Electrical engineer institute's new WiFi measures won’t get American national standard designation
11 March 2019. By Leah Nylen.
Two WiFi standards proposed by the Institute of Electrical and Electronics Engineers have failed to win the backing of a non-profit that accredits US standards. The American National Standards Institute didn’t offer any public reasoning for its rare disapproval, but the standards are the first it has reviewed since IEEE controversially changed it patent policy in 2015 over the objections of companies like Ericsson, Nokia and Qualcomm.
ANSI is a non-governmental body composed of businesses, trade associations and US agencies that accredits standards groups and coordinates US standards. The group describes itself as a “neutral forum” to promote standards policies and a “watchdog” for standards development.
In its March 1 newsletter, ANSI said it had disapproved two standards proposed by IEEE. Both of the proposed standards are amendments to IEEE’s primary WiFi standard, 802.11.
Susanah Doucet, an ANSI spokeswoman, confirmed the disapproval.
“It is not an everyday occurrence, but it does happen from time to time,” she said, adding that IEEE can seek to appeal within ANSI or modify the standard and submit it again.

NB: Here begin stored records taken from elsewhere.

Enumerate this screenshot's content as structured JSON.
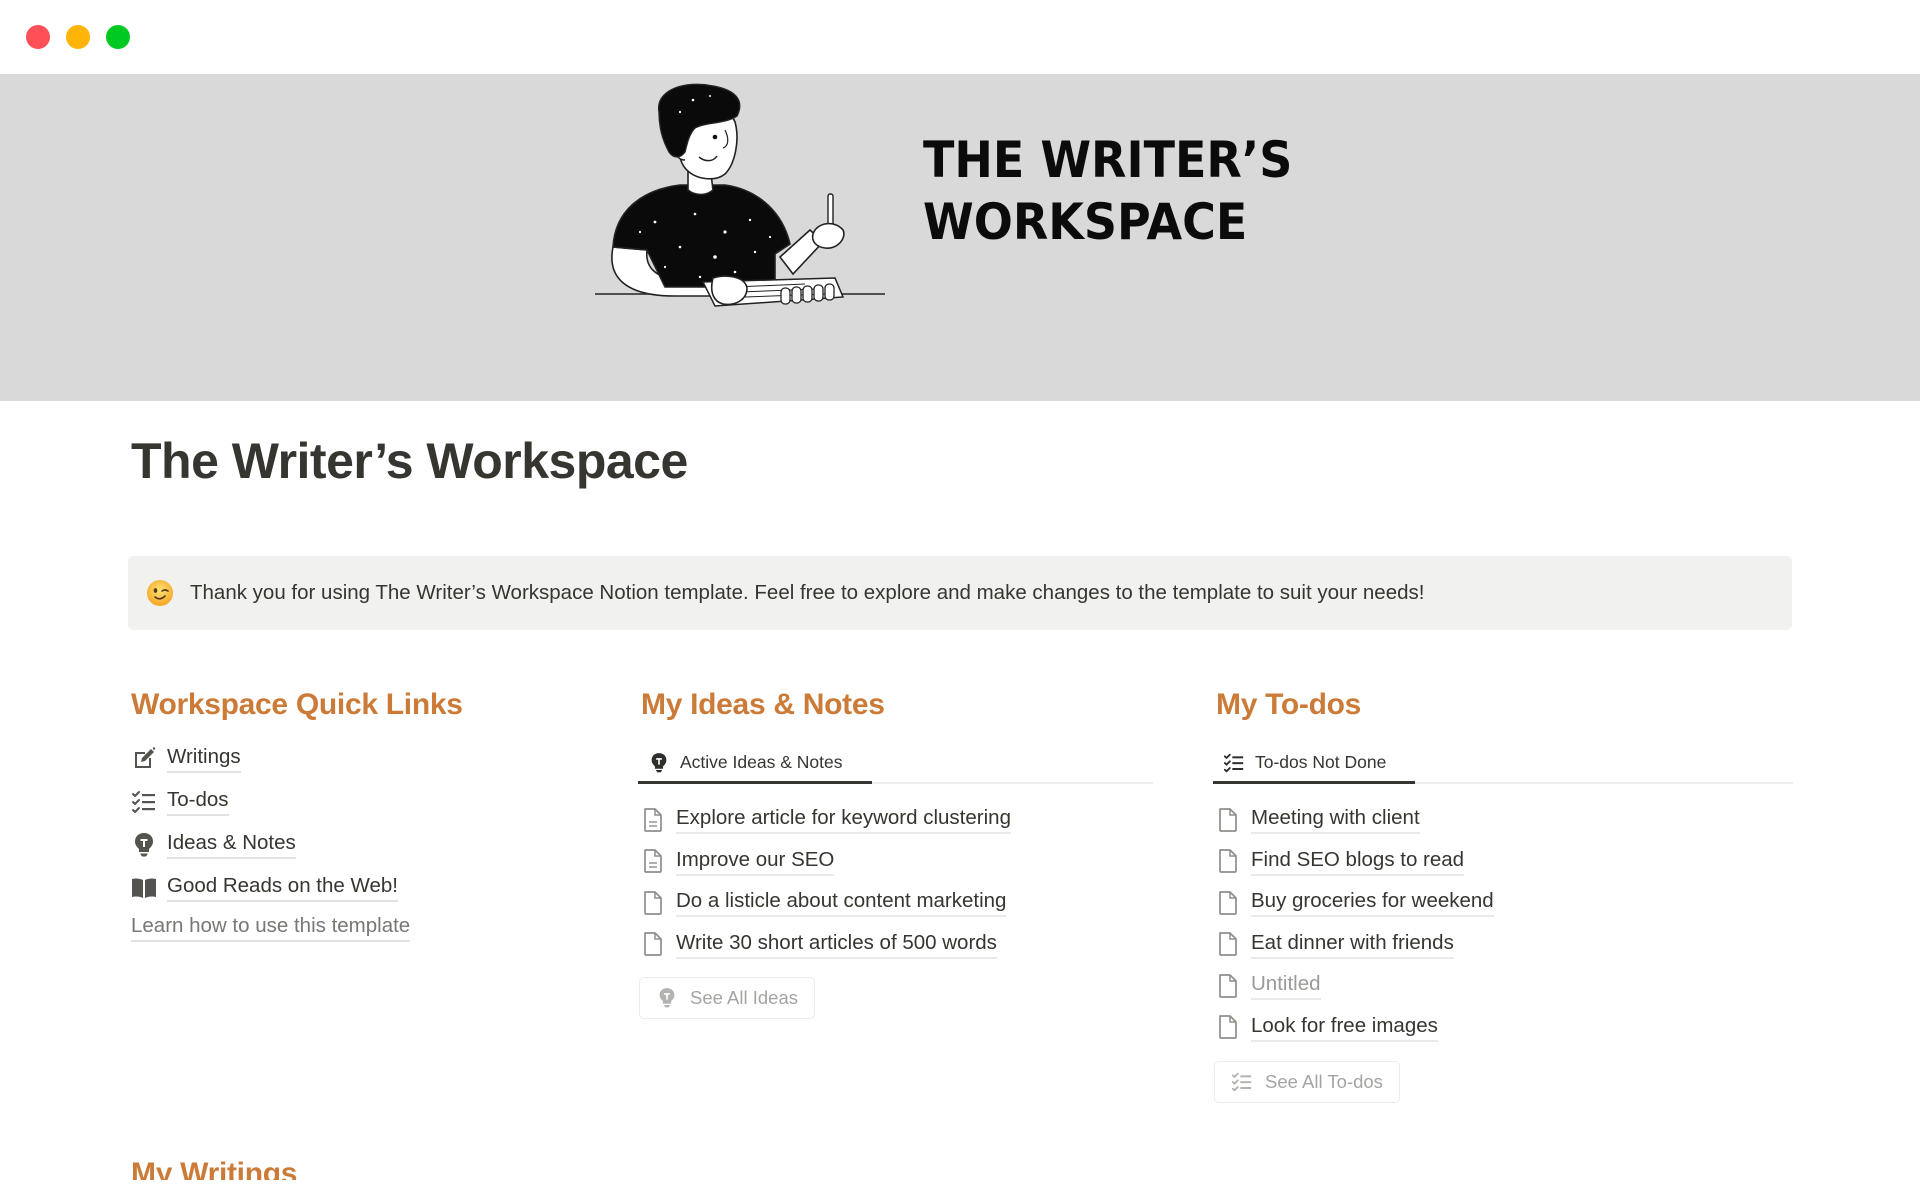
{
  "window": {
    "controls": [
      "close",
      "minimize",
      "zoom"
    ]
  },
  "banner": {
    "title_line1": "THE WRITER’S",
    "title_line2": "WORKSPACE",
    "background": "#d9d9d9",
    "illustration": "person-writing-with-pencil-and-notebook"
  },
  "page": {
    "title": "The Writer’s Workspace"
  },
  "callout": {
    "emoji": "winking-face",
    "text": "Thank you for using The Writer’s Workspace Notion template. Feel free to explore and make changes to the template to suit your needs!"
  },
  "accent_color": "#cb7b37",
  "quick_links": {
    "heading": "Workspace Quick Links",
    "items": [
      {
        "label": "Writings",
        "icon": "edit-icon"
      },
      {
        "label": "To-dos",
        "icon": "checklist-icon"
      },
      {
        "label": "Ideas & Notes",
        "icon": "lightbulb-icon"
      },
      {
        "label": "Good Reads on the Web!",
        "icon": "book-icon"
      }
    ],
    "learn_link": "Learn how to use this template"
  },
  "ideas": {
    "heading": "My Ideas & Notes",
    "tab": {
      "label": "Active Ideas & Notes",
      "icon": "lightbulb-icon"
    },
    "items": [
      {
        "label": "Explore article for keyword clustering",
        "icon": "document-text-icon"
      },
      {
        "label": "Improve our SEO",
        "icon": "document-text-icon"
      },
      {
        "label": "Do a listicle about content marketing",
        "icon": "document-icon"
      },
      {
        "label": "Write 30 short articles of 500 words",
        "icon": "document-icon"
      }
    ],
    "see_all": {
      "label": "See All Ideas",
      "icon": "lightbulb-icon"
    }
  },
  "todos": {
    "heading": "My To-dos",
    "tab": {
      "label": "To-dos Not Done",
      "icon": "checklist-icon"
    },
    "items": [
      {
        "label": "Meeting with client",
        "muted": false
      },
      {
        "label": "Find SEO blogs to read",
        "muted": false
      },
      {
        "label": "Buy groceries for weekend",
        "muted": false
      },
      {
        "label": "Eat dinner with friends",
        "muted": false
      },
      {
        "label": "Untitled",
        "muted": true
      },
      {
        "label": "Look for free images",
        "muted": false
      }
    ],
    "see_all": {
      "label": "See All To-dos",
      "icon": "checklist-icon"
    }
  },
  "writings": {
    "heading": "My Writings"
  }
}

The two IEEE standards — 802.11ah and 802.11ai — were the products of years of work and finalized within the standards group in 2017. The 802.11ah standard focuses on lower-energy consumption and connectivity for Internet of Things devices, while 802.11ai focuses on improving connectivity in dense environments such as stadiums and shopping malls.
The two standards were the first finalized under IEEE’s new patent policy, adopted in 2015. Under the new policy, IEEE agreed to place limits on the ability of patent holders to obtain injunctions embedded in its standards. The policy also required patent holders to make their technology available to component makers — as opposed to licensing only to end-device manufacturers — and stipulated that royalties should be based on the “smallest salable unit.”
Companies such as Cisco and Intel were staunch supporters of the change, while those with large patent portfolios such as Qualcomm and Ericsson were opposed. The US Department of Justice reviewed the change and declined to object on antitrust grounds.
After IEEE adopted the policy change, however, a number of companies declined to agree to license under the new terms, providing what is known as a negative letter of assurance. On the 802.11ah standard, Ericsson, Nokia and the Dutch telecommunication company KPN said they wouldn’t provide licenses under IEEE’s new patent policy. Ericsson and Nokia also declined for 802.11ai, according to IEEE documents.
Without ANSI’s approval, the two standards aren’t considered “American National Standards” and the group won’t promote their usage within international standards bodies, such as the International Standards Organization, or ISO.
IEEE spokesperson Monika Stickel said the group is reviewing the information ANSI provided and declined to comment on whether it would seek an appeal.